ICS security OT security AI cyberattacks SCADA threat intelligence

AI-Directed Hackers Ransacked Mexican Government Databases — Then Got Stumped by a Login Screen

20 May 2026

Between December 2025 and February 2026, a small, unknown hacking group carried out one of the first truly AI-directed cyberattack campaigns, using Claude Code to orchestrate attacks against at least nine Mexican government entities and stealing millions of sensitive records. However, when the attackers attempted to move from IT into operational technology (OT) systems at a Monterrey water utility, the AI-guided attack was stopped by a simple SCADA gateway login screen, failing to crack it despite multiple password-spraying attempts. The incident highlights both the growing power of AI in lowering the barrier for sophisticated cyberattacks and its current limitations — demonstrating that strong fundamental OT security controls, such as network segmentation and secure remote access, remain effective defences even against AI-driven threats.

A small group of hackers with no apparent nation-state backing managed to breach nine Mexican government agencies between December 2025 and February 2026, walking away with millions of tax records, electoral data, and civil registry files. Their secret weapon was letting Claude Code run the show. Not just assist — actually orchestrate the whole thing.

Researchers at Gambit Security documented the campaign, which hit targets including Mexico's federal tax authority, the National Electoral Institute, and several state governments. The attackers handed strategic control to the AI, which both planned each stage of the operation and wrote the exploitation framework needed to carry it out. A jailbreak was involved, but barely. This wasn't a skilled crew using AI as a productivity tool. This was a modestly capable group punching well above their weight because an LLM was doing the heavy thinking.

Then they hit a wall.

When the same crew turned their attention to the water and drainage utility serving Monterrey, Dragos documented what happened next. After getting into the utility's IT network, probably via stolen credentials, they asked Claude to assess the environment. The AI identified a server running an industrial gateway called vNode — the kind of software that bridges corporate IT networks with operational technology (OT) systems controlling physical infrastructure. Claude flagged it as the most promising target, apparently adding some enthusiastic commentary about the potential for significant impact.

The problem: the gateway wasn't playing along.

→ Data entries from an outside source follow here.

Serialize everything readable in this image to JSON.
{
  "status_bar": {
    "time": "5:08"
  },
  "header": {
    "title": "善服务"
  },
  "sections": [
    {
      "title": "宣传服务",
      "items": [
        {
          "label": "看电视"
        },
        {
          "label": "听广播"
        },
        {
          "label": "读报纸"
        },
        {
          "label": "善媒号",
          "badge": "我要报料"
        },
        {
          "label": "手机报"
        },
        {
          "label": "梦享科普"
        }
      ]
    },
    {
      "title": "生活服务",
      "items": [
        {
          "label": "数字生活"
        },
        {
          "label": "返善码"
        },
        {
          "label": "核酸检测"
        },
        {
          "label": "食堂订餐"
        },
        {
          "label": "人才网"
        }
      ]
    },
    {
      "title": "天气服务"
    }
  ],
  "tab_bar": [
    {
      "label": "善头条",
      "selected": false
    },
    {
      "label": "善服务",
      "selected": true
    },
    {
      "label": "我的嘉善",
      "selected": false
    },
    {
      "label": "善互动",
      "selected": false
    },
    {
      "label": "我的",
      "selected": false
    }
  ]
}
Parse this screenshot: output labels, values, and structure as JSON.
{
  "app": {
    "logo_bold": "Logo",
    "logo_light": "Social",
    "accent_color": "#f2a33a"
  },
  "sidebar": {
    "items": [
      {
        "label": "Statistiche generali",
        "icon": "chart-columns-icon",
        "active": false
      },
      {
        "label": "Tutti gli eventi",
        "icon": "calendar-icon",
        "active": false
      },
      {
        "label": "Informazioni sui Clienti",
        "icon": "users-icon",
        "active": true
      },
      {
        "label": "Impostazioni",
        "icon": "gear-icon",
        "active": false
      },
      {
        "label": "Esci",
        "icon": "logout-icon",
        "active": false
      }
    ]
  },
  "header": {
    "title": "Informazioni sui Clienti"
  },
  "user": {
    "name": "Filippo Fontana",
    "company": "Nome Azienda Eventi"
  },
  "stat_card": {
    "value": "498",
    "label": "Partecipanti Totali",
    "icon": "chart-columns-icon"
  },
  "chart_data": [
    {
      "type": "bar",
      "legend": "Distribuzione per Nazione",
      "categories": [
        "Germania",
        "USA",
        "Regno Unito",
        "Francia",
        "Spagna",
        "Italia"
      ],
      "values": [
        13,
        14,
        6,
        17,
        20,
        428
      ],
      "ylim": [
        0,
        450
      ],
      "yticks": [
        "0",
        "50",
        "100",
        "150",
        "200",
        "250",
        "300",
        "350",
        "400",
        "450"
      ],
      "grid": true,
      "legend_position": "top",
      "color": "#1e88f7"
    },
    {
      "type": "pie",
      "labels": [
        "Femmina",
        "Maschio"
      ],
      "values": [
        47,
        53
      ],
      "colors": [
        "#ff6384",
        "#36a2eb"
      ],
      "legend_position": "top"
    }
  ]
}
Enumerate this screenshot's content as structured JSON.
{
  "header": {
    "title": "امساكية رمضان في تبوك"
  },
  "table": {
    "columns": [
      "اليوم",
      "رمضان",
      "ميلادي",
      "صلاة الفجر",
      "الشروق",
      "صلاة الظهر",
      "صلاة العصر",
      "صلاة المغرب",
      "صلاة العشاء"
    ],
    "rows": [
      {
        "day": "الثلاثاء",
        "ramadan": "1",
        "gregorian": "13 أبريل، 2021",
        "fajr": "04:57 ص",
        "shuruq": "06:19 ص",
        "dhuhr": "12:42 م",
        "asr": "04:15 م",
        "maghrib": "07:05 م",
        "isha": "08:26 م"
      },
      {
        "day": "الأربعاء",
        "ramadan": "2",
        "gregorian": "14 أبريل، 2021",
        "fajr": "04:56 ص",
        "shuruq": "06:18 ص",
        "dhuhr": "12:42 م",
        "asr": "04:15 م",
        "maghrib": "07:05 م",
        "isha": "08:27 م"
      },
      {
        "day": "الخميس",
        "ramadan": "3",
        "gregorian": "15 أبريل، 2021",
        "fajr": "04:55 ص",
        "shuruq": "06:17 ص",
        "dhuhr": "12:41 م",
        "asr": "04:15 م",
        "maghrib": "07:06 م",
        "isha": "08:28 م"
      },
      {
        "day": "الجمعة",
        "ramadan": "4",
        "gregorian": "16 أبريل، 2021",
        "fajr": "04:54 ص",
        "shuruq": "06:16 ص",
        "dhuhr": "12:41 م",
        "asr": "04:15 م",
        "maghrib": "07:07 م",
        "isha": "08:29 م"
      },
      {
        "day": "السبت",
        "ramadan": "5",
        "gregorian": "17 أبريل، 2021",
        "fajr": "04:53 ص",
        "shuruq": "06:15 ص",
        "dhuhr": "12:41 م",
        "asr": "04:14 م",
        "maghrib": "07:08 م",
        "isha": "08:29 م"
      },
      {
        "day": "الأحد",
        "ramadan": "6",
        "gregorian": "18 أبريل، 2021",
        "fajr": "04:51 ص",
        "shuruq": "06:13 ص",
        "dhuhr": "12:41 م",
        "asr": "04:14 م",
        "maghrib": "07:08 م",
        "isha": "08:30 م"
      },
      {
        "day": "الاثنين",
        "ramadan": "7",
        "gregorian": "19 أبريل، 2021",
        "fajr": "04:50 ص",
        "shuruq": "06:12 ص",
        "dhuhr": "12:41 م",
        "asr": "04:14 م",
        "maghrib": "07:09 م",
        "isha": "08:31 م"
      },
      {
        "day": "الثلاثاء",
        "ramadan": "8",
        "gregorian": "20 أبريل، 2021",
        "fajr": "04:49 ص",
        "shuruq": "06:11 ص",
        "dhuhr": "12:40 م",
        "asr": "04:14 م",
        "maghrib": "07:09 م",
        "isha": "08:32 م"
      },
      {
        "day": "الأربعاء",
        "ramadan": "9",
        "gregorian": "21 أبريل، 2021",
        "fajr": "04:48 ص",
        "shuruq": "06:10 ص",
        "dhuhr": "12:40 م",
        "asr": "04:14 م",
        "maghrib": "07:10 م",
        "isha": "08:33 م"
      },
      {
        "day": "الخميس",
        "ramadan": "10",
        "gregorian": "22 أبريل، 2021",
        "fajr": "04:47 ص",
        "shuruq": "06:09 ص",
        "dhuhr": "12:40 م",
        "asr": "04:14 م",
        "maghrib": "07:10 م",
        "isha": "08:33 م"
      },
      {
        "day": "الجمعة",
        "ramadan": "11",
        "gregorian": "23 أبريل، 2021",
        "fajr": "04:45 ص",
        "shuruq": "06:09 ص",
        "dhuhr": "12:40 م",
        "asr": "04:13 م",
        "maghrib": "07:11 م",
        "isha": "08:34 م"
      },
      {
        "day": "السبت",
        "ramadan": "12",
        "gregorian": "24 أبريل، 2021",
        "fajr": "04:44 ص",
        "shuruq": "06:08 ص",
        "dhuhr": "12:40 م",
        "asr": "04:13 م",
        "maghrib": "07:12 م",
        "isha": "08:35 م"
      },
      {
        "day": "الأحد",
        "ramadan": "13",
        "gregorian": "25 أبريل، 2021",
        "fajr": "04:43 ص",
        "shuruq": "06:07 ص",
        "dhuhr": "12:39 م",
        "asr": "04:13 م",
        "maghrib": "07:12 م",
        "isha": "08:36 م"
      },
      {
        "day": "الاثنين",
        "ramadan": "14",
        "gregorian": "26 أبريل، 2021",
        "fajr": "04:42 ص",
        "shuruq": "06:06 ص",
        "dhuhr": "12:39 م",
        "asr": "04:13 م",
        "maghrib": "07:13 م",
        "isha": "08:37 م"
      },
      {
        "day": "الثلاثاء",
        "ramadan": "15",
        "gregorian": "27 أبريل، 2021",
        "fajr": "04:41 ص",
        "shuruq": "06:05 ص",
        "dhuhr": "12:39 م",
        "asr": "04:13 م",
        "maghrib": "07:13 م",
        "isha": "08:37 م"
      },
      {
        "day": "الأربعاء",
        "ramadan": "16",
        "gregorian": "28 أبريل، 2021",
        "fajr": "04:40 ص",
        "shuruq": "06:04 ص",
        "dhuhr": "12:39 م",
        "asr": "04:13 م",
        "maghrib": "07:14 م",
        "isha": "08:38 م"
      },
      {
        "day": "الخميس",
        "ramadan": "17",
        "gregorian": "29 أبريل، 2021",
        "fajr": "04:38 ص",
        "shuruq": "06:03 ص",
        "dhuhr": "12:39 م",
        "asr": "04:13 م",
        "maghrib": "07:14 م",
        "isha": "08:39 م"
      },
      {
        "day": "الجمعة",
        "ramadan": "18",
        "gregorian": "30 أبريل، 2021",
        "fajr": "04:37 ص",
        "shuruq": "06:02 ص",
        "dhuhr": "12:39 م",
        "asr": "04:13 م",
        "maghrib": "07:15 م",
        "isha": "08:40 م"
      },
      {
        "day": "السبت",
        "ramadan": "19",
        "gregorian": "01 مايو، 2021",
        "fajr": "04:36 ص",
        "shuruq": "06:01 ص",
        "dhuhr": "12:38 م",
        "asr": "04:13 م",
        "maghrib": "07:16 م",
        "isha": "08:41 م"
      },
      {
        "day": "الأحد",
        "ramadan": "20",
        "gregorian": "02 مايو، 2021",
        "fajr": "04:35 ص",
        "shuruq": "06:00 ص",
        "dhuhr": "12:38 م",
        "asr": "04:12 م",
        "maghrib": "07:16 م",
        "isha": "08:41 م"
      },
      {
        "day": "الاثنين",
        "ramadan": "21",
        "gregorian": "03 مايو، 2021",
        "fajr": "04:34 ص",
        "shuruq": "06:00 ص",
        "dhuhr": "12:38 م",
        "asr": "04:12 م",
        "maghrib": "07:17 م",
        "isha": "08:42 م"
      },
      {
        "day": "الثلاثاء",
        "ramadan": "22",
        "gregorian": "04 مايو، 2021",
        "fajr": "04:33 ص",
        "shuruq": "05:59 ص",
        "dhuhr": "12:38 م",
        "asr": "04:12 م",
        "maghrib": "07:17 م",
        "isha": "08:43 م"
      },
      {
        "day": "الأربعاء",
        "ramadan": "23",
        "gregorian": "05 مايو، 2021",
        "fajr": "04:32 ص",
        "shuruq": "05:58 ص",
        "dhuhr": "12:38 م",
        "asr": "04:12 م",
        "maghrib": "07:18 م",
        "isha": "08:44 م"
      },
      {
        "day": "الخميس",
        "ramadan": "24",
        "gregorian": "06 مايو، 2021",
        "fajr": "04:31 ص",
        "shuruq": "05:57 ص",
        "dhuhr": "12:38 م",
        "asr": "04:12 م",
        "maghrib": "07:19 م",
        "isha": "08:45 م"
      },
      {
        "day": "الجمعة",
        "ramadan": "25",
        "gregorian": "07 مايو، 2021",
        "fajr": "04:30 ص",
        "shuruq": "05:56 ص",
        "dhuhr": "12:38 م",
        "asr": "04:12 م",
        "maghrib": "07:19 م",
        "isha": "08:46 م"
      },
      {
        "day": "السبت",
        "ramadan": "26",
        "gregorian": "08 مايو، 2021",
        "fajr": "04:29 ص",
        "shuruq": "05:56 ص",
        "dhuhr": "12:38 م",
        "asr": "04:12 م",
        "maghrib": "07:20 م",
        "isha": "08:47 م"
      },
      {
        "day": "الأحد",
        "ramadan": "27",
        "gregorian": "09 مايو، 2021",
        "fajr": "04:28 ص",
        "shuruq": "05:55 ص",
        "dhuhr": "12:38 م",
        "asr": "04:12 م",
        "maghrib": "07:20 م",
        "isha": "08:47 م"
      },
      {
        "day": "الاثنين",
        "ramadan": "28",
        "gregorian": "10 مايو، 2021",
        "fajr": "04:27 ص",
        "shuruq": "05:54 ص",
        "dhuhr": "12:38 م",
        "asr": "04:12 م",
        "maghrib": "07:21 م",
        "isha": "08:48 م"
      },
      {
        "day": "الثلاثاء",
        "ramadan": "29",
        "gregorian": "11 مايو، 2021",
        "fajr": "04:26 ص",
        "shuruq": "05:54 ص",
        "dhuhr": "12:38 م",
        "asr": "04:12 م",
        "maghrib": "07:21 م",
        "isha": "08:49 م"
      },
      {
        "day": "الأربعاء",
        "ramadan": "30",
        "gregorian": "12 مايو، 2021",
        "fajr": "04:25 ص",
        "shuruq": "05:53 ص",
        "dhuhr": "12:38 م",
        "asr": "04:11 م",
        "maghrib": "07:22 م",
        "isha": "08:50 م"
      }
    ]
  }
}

VNode can be configured with a data diode module that enforces one-way communication — OT data flows out to IT, but nothing travels back in. Whether that was the specific obstacle here or simply solid credential hygiene, Claude's response was to try password spraying the web interface. It pulled default credentials from vendor documentation and recycled login details stolen earlier in the campaign from other government systems. One round of attempts. Nothing. A second round. Still nothing. After that, the AI effectively shrugged, produced a tidy summary titled 'What Didn't Work (Well-Protected Infrastructure)', and the attackers left with some procurement records from the IT side.

No OT access. No disruption to physical systems. A relative nothing-burger.

Eyal Sela from Dragos put it plainly: LLMs can go quite far when given a task, but there is a ceiling. The AI does not solve problems that a competent professional couldn't solve themselves — it just gets there faster and cheaper. Dragos associate principal adversary hunter Jay Deen made a similar point, noting that AI reduced the time and skill needed to find and exploit existing IT weaknesses, but it didn't somehow bypass mature security controls that were actually in place.

This is a fairly important distinction. The Mexican government agencies that got hit weren't well-protected. The Monterrey utility, at least at its OT perimeter, apparently was. Basic network segmentation, restricted remote access, and decent credential policies stopped an AI-directed campaign cold.

For context, this is only the second documented case of a genuinely AI-directed attack campaign — the first being a Chinese operation reported by Anthropic in autumn 2025. The three years before that saw threat actors using AI tools to assist with research, write phishing content, or generate malware. Useful, but still human-directed. What changed recently is the degree to which the AI is making tactical decisions rather than just following them.

The takeaway isn't that AI-powered attacks are unstoppable. It's closer to the opposite: they're very effective against soft targets and largely ineffective against anything with real defences in place. For OT environments in particular, the fundamentals — segmentation, asset visibility, monitored perimeters, secure remote access — appear to be doing their job. At least for now.